Tom, I am working on integrating the “ds.glmerSLMA” and “ds.lmerSLAM” into dsBaseClient, also “glmerSLMADS2” and “lmerSLAMDS2” into dsBase. I will try keep this work inline with your changes. What I have done is in the “StuartWheater/dsBaseClient” and “StuartWheater/dsBase” repositories, “to_v6.0-dev” branch on GitHub. Stuart

I think I can see what is happening. Normally a function looks in its enclosing environment for variables, which includes globalenv

image

With a ‘normal’ set up, the data from Opal are created in globalenv and hence get found.

With DSLite, the data are not in globalenv but in the environment that calls glmSLMADS2 (or whatever). Hence we need to use parent.frame.

Anyway, I think I can now solve the problems and get it working for my functions

Sure, I will work with what you have there by merging it into my fork and add some tests.

Just to follow up about the issue of the different formula notations. I managed to get it working for the glmSLMA case, so all variants can be used.

However, for (g)lmerSLMA, the ‘D1$BMI ~ D2$age + (1|D3$male)’ style notation does not work for the grouping factor (D3$male) on DSLite. In the help for lmer it says:

data is an optional data frame containing the variables named in formula . By default the variables are taken from the environment from which lmer is called. While data is optional, the package authors strongly recommend its use, especially when later applying methods such as update and drop1 to the fitted model ( such methods are not guaranteed to work properly if data is omitted ). If data is omitted, variables will be taken from the environment of formula (if specified as a formula) or from the parent frame (if specified as a character vector).

I will have a bit of a dig to see if I can make it work, but clearly the package authors aren’t that comfortable with not using the ‘data’ parameter

Tom

And for my own records as much as anything else, the following code reproduces the problem. It seems that the code for (g)lmer does not look for the grouping factor in the environment of formula but instead in the calling frame.

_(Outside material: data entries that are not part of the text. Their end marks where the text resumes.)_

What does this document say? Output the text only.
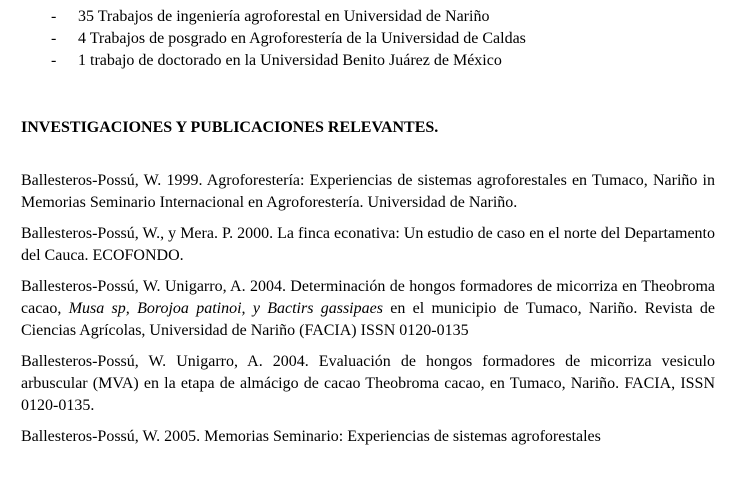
- 35 Trabajos de ingeniería agroforestal en Universidad de Nariño
- 4 Trabajos de posgrado en Agroforestería de la Universidad de Caldas
- 1 trabajo de doctorado en la Universidad Benito Juárez de México
INVESTIGACIONES Y PUBLICACIONES RELEVANTES.

Ballesteros-Possú, W. 1999. Agroforestería: Experiencias de sistemas agroforestales en Tumaco, Nariño in Memorias Seminario Internacional en Agroforestería. Universidad de Nariño.

Ballesteros-Possú, W., y Mera. P. 2000. La finca econativa: Un estudio de caso en el norte del Departamento del Cauca. ECOFONDO.

Ballesteros-Possú, W. Unigarro, A. 2004. Determinación de hongos formadores de micorriza en Theobroma cacao, Musa sp, Borojoa patinoi, y Bactirs gassipaes en el municipio de Tumaco, Nariño. Revista de Ciencias Agrícolas, Universidad de Nariño (FACIA) ISSN 0120-0135

Ballesteros-Possú, W. Unigarro, A. 2004. Evaluación de hongos formadores de micorriza vesiculo arbuscular (MVA) en la etapa de almácigo de cacao Theobroma cacao, en Tumaco, Nariño. FACIA, ISSN 0120-0135.

Ballesteros-Possú, W. 2005. Memorias Seminario: Experiencias de sistemas agroforestales
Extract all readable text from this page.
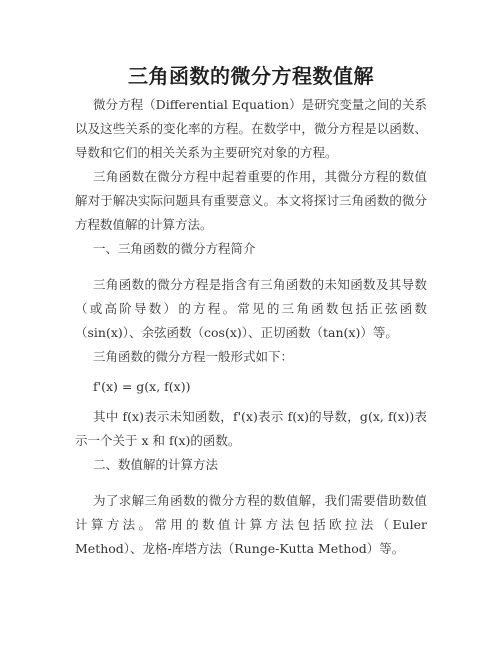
三角函数的微分方程数值解

微分方程（Differential Equation）是研究变量之间的关系以及这些关系的变化率的方程。在数学中，微分方程是以函数、导数和它们的相关关系为主要研究对象的方程。

三角函数在微分方程中起着重要的作用，其微分方程的数值解对于解决实际问题具有重要意义。本文将探讨三角函数的微分方程数值解的计算方法。

一、三角函数的微分方程简介

三角函数的微分方程是指含有三角函数的未知函数及其导数（或高阶导数）的方程。常见的三角函数包括正弦函数（sin(x)）、余弦函数（cos(x)）、正切函数（tan(x)）等。

三角函数的微分方程一般形式如下：

f'(x) = g(x, f(x))

其中 f(x)表示未知函数，f'(x)表示 f(x)的导数，g(x, f(x))表示一个关于 x 和 f(x)的函数。

二、数值解的计算方法

为了求解三角函数的微分方程的数值解，我们需要借助数值计算方法。常用的数值计算方法包括欧拉法（Euler Method）、龙格-库塔方法（Runge-Kutta Method）等。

f <- function(my_formula, dataName) {
  dtStudente <- dtStudent
  the_form <- my_formula
  the_data <- dataName
  g(the_form, the_data)
}
g <- function(my_formula2, dataName2) {
  the_form <- my_formula2
  the_data <- dataName2
  h(the_form, the_data)
}
h <- function(my_formula3, dataName3) {
  
  form_to_use <- as.formula(my_formula3, env=parent.frame(2))
  data_to_use <- eval(parse(text=dataName3), envir=parent.frame(2))
  #res <- lme4::lmer(formula = form_to_use, data = data_to_use)
  res <- lme4::lmer(formula = form_to_use)
  summary(res)
}
#f(my_formula = "test ~ trtGrp + Male + (1|idSchool)", dataName = "dtStudente")
f(my_formula = "dtStudente$test ~ dtStudente$trtGrp + dtStudente$Male + (1|dtStudente$idSchool)", dataName = "dtStudente")